Notizia che ha del clamoroso giunge dall’Argentina. Nella notte la polizia sudamericana ha arrestato 4 giocatori del Vèlez con l’accusa di abusi sessuali.

Argentina, 4 giocatori del Velez arrestati

I calciatori sono stati sorpresi dalle forze dell’ordine nelle loro abitazioni dopo che una giornalista di 24 anni ha confessato gli abusi.

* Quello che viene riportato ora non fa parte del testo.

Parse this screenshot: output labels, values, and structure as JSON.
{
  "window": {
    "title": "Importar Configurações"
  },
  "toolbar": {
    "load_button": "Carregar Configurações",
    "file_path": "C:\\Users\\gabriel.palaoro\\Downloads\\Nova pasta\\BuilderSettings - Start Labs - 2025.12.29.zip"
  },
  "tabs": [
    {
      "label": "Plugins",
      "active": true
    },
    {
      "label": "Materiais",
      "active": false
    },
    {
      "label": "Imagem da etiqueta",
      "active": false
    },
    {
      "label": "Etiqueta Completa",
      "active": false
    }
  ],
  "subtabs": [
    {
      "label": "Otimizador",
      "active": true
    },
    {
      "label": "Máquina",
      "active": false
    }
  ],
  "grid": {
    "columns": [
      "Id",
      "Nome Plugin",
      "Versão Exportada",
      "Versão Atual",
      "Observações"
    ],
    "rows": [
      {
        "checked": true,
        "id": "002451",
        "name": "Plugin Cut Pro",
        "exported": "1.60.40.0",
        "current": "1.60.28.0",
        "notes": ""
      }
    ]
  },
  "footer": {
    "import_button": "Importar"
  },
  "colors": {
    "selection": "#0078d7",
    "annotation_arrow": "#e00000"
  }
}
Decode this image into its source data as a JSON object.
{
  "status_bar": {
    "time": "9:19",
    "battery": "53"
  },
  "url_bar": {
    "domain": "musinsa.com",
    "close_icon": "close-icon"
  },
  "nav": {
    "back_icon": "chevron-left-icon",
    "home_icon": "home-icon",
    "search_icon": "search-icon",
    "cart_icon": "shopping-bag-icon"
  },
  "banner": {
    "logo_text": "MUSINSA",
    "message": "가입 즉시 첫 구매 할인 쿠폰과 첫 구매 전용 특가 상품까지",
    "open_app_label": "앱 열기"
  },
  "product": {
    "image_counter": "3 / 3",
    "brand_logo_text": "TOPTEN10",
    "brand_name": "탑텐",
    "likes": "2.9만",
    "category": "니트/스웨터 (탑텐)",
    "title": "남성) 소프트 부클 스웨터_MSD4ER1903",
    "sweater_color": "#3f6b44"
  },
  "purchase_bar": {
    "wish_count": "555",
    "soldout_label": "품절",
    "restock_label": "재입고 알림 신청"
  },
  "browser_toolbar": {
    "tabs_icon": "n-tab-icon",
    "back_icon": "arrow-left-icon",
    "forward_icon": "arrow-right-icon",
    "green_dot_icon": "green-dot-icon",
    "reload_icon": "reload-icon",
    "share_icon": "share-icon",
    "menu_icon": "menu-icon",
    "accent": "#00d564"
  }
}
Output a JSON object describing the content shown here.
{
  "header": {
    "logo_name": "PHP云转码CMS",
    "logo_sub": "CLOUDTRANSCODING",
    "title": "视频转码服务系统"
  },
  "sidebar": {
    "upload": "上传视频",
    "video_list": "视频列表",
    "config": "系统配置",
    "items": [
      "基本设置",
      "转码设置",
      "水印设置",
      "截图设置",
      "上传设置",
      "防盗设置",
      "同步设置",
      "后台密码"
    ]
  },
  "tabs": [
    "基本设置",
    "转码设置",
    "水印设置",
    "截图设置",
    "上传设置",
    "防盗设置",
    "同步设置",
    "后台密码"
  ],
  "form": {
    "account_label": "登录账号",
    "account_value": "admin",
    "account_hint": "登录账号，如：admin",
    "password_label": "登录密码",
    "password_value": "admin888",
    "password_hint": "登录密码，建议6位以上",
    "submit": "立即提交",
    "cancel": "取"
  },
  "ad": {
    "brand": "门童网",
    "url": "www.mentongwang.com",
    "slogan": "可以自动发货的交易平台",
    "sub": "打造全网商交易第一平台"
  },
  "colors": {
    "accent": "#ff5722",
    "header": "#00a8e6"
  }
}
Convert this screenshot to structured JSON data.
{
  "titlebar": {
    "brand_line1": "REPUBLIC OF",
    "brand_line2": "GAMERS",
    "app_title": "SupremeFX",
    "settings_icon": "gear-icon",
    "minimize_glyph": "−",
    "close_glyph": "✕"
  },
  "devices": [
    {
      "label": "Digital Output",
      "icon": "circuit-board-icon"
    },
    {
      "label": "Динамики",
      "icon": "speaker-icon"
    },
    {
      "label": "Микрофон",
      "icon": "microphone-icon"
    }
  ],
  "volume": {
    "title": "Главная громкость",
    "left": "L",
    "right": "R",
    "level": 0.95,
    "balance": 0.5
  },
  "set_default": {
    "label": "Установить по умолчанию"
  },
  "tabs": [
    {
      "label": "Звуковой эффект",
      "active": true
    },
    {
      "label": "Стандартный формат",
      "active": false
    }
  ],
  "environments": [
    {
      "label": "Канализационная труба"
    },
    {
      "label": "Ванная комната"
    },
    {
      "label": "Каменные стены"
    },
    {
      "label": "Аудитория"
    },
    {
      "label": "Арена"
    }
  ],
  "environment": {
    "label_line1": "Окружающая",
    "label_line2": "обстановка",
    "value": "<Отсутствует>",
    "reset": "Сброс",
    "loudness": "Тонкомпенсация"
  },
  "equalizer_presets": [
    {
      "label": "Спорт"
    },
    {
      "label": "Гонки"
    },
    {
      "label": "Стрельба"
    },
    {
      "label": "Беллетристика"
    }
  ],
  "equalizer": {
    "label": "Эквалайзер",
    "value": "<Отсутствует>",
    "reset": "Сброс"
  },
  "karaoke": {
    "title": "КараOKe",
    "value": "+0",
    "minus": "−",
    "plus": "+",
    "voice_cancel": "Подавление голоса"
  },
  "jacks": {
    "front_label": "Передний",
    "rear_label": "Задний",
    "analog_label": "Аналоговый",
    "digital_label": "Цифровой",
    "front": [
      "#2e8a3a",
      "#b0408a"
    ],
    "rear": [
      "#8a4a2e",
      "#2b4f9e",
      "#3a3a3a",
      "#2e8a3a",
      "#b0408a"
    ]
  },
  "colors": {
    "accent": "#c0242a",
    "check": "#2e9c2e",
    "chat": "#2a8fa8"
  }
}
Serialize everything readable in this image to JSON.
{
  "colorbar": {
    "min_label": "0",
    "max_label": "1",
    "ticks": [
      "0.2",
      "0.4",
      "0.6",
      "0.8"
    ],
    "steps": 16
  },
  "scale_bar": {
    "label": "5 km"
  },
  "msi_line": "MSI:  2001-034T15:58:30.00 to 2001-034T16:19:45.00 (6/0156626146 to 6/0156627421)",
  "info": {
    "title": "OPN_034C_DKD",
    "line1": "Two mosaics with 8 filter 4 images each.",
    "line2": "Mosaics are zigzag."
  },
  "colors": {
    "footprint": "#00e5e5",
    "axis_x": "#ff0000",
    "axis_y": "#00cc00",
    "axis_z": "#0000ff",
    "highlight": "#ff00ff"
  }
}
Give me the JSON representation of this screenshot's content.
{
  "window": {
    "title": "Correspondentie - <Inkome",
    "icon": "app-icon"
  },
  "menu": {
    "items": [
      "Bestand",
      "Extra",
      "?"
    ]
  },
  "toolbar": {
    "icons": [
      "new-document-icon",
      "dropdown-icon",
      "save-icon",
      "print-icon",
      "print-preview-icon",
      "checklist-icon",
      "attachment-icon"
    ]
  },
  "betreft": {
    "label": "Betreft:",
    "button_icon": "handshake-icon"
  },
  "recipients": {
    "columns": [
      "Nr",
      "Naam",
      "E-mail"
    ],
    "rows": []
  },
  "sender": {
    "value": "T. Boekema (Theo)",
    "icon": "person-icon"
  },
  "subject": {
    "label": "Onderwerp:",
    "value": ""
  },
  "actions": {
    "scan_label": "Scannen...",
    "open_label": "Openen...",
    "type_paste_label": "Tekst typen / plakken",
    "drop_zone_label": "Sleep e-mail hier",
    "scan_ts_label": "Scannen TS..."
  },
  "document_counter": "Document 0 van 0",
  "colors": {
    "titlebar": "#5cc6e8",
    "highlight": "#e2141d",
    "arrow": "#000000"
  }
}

Nella denuncia presentata dalla ragazza, circa due settimane fa, sono riportate le seguenti dichiarazioni:

“Abbiamo bevuto alcune birre e poi loro mi hanno offerto un liquore che mi ha provocato uno stato di stordimento, malessere e sonnolenza, al punto di dovermi sdraiare su un letto in stato di torpore. È stato allora che senza alcun consenso i quattro hanno abusato sessualmente di me“.

velez argentina

Parole inequivocabili che hanno dato il via all’effetto domino in cui c’è stata anche la presa di posizione del club argentino:

Nel comunicato si legge, oltre che la condanna dei fatti, anche la sospensione dei contratti dei 4 giocatori coinvolti.

Si tratta nel dettaglio di Sosa, Florentín, Cufré e Osorio. I 4 avrebbero attirato la giovane in Hotel con l’inganno per poi commettere abusi come riportato dalla ragazza stessa.

Nelle prossime settimane i giocatori saranno sottoposti a processo.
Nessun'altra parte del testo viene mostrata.